In the last two years, NVIDIA has most often presented its reference graphics cards with the so-called centrifugal fan (or turbine) as the main cooling system, which most manufacturers subsequently send to the landfill, replacing them with classic air cooling systems. As a result, of the major brands, only Asus and Gigabyte do not forget about turbines, in the assortment of which there are separate lines of such video accelerators.


The advantage of such systems over conventional fans lies in the reduced dimensions and nuances of cooling. Firstly, a turbine usually takes up fewer slots than an identical model with axial fans, so it is easier to place an SLI/Crossfire bundle of several cards with turbines inside the case. Secondly, the turbine does not emit hot air inside the housing towards the processor or the north bridge, which simplifies air circulation inside the housing. Therefore, in a system with a turbine graphics card, a conditional 12-core Ryzen 9 or Core i9 may well do with a box cooler.

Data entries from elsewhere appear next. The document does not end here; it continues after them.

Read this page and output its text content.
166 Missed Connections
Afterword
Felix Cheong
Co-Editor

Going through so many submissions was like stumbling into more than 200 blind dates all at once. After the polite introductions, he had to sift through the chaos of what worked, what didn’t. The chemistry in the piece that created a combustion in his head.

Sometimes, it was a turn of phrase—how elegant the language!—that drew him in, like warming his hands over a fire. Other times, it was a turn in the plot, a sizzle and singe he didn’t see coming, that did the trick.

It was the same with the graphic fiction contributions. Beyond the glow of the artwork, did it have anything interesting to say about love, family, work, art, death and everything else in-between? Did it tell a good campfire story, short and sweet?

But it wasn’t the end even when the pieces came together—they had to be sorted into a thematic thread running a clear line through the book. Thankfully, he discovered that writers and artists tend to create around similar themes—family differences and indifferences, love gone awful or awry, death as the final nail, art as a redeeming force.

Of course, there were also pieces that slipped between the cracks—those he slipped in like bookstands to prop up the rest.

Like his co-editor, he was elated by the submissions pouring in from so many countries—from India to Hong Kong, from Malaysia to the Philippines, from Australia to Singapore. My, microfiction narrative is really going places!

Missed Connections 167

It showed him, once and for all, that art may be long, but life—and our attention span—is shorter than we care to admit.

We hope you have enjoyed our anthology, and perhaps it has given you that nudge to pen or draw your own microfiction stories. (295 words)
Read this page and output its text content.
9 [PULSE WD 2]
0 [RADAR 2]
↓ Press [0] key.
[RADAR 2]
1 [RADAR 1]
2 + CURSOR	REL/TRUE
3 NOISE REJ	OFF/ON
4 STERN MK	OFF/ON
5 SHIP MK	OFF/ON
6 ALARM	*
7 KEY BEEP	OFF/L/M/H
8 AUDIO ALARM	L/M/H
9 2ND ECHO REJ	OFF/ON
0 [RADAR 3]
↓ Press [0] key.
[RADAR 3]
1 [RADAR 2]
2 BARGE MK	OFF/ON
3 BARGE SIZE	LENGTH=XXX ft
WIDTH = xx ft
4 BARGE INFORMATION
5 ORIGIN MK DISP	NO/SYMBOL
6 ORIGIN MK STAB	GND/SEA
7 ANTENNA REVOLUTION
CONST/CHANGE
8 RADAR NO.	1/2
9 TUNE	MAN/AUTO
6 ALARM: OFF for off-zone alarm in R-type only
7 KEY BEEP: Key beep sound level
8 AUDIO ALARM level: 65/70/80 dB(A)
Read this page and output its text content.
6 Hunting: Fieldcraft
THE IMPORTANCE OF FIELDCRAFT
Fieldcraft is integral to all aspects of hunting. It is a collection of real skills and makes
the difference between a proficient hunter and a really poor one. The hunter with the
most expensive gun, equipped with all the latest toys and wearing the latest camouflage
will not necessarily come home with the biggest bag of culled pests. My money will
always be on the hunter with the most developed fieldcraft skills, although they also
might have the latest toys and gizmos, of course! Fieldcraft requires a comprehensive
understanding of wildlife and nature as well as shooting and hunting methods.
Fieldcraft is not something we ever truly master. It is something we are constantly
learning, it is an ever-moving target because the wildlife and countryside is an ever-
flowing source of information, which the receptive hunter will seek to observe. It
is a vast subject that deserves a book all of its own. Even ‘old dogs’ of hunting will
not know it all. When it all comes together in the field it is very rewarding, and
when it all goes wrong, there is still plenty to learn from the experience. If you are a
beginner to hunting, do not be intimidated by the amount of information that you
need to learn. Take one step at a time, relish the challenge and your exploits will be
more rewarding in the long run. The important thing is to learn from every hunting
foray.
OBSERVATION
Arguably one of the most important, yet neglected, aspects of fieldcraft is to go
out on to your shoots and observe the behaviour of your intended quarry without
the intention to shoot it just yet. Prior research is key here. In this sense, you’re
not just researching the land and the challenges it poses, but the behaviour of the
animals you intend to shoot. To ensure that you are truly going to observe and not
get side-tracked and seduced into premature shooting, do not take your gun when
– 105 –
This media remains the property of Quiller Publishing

The flip side of the coin is acceleration and noise level. For example, the Gigabyte GeForce RTX 2080 TURBO that visited our tests at one time left a dual impression: in automatic mode, it kept the temperature well within operating limits, but the dynamic core frequency dropped below the claimed level. Because of this, it was necessary to manually increase the speed of the turntable, and it made a lot of noise. The new 3080 in the Turbo version is not much different. If the RTX 3080 cards performed by Aorus or Windforce are practically not heard during rendering, the RTX 3080 Turbo will declare itself in full voice. Because of these features, Turbo graphics cards are more suitable for complex creative or computational work, rather than for games.